Most importantly, the relationships are developing, even though it’s at a much slower pace than a normal year. At the beginning of the year, my classes were eerily quiet. They’re a little louder now. They’re starting to get to know me and they’ll laugh when I’m making a joke. I’m starting to see the little signs that they put out there to show they’re confused. I don’t know if I would recognize them without their masks and on the occasions where I see the bottom half of their faces if they’re taking a sip of water, it is weirdly shocking! I’m a little sad thinking that by the times we all start to feel completely comfortable with one another, the year will be over.

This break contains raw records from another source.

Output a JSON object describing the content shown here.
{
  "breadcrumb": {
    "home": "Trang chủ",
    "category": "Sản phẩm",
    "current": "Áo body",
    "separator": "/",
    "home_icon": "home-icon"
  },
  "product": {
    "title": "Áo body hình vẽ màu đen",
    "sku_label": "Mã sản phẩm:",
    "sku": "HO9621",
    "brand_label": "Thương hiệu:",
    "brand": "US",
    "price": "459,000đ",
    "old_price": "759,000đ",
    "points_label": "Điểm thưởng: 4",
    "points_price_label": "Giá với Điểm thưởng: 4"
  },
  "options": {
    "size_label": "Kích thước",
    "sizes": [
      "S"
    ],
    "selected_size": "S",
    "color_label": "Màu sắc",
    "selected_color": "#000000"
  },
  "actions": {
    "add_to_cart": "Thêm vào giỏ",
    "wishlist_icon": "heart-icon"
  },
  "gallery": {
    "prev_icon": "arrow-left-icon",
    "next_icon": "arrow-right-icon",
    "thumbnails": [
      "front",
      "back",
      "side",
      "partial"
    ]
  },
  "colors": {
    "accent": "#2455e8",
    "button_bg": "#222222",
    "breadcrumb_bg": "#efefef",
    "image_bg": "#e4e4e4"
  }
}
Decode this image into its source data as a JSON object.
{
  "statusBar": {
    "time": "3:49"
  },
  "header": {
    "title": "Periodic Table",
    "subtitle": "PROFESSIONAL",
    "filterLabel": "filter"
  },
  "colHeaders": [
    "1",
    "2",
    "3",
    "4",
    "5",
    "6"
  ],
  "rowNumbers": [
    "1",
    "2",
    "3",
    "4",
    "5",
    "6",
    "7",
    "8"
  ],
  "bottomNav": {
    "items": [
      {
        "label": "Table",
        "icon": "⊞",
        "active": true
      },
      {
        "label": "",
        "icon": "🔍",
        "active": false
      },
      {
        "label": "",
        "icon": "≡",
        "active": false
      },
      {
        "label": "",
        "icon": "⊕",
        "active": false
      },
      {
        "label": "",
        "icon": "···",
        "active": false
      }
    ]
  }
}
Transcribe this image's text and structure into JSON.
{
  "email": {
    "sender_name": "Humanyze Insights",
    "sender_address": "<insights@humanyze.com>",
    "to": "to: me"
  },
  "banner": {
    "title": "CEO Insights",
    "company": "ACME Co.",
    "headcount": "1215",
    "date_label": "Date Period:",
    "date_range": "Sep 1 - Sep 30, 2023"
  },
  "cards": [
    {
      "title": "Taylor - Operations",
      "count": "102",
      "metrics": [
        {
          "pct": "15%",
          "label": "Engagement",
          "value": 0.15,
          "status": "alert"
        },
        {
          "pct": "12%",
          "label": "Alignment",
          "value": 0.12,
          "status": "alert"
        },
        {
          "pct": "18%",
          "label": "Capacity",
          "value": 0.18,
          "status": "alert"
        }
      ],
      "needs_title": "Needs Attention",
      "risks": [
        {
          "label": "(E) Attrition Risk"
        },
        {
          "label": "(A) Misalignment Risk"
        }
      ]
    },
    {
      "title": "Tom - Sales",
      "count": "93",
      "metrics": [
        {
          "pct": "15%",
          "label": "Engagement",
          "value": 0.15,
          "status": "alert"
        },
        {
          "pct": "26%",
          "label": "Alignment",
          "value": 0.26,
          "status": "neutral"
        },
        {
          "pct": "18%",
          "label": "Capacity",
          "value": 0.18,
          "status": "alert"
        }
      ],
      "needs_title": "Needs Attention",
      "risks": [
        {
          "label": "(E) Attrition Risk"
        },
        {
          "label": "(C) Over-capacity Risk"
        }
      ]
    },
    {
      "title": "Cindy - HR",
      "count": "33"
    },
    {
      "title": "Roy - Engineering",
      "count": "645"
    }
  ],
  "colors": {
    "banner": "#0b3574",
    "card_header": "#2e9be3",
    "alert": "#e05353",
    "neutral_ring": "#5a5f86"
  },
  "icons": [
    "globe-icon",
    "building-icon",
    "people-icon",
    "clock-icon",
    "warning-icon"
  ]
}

I don’t know if they’ll understand the subject according to the level they’re “supposed” to be at, but I do know that they’ll come out of the pandemic as better human beings. They’ll understand the importance of connections between people. They’ll be compassionate towards those in difficult situations. They’ll know how to manage their time, how to work hard, and how to self-motivate. I don’t know if I’m doing a great job of teaching them these things, but I hope I am.